All embedded generators should be able to obtain a price for exported energy that at least reflects the pricing structure imposed on them by the supply industry for the purchase of energy –minus a regulated administration charge.
This arrangement is not currently available to general customers as of right.
25
CONCLUSIONS II
This study demonstrates the impact that a fair payment for delivery of firm capacity can have on the economics of embedded generation.
There is no reason why similar or even better capacity support cannot be delivered from sufficient micro-scale household generation and / or mini-scale commercial level generators to produce the same accumulated (amalgamated) capacity.

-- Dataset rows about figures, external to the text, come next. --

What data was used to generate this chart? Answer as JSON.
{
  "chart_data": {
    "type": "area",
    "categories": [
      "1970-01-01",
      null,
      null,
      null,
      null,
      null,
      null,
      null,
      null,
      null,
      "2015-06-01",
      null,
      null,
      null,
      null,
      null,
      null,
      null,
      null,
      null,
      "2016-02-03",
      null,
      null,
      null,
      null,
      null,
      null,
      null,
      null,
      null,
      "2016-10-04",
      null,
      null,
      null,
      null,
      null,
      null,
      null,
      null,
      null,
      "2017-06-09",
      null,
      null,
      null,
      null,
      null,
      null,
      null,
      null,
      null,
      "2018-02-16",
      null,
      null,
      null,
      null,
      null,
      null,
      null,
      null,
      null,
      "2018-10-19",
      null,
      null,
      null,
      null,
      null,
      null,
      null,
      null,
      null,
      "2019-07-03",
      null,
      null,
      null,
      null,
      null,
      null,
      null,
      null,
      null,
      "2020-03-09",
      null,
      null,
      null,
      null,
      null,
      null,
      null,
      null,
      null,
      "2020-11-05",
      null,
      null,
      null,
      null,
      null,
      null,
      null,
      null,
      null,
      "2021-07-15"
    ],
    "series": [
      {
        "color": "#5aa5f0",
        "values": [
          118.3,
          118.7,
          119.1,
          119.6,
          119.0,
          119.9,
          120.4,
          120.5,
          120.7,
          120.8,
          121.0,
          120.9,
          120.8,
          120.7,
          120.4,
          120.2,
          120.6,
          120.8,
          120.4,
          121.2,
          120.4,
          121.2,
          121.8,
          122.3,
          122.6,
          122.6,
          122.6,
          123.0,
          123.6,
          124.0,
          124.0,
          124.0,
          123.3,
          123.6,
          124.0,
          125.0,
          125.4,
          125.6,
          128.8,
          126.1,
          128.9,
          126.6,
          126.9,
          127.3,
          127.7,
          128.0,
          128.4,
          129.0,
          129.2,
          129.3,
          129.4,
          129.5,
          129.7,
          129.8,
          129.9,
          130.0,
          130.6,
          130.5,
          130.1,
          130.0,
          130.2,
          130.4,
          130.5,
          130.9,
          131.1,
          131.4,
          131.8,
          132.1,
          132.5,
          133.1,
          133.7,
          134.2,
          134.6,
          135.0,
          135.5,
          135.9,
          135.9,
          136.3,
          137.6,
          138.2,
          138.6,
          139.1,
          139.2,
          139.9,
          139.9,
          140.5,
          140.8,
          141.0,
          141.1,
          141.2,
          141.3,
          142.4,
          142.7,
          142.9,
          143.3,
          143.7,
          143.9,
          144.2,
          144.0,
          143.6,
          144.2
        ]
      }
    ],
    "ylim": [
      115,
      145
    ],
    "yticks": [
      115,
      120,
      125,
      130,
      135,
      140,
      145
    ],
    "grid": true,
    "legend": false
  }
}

There should be no barrier to any customer (including general customers) getting a return from network support.
26
CONCLUSIONS III
It is apparent that there are many mini- and small-scale renewable generation projects that are close to viability.
These projects could make a positive contribution, in conjunction with traditional energy infrastructure, towards alleviating looming energy supply problems.
Overseas, such desirable emerging technologies are usually given “kick-start” incentives to allow the market to become self-sustaining.
These pragmatic approaches to developing a new industry are not yet taken seriously in New Zealand.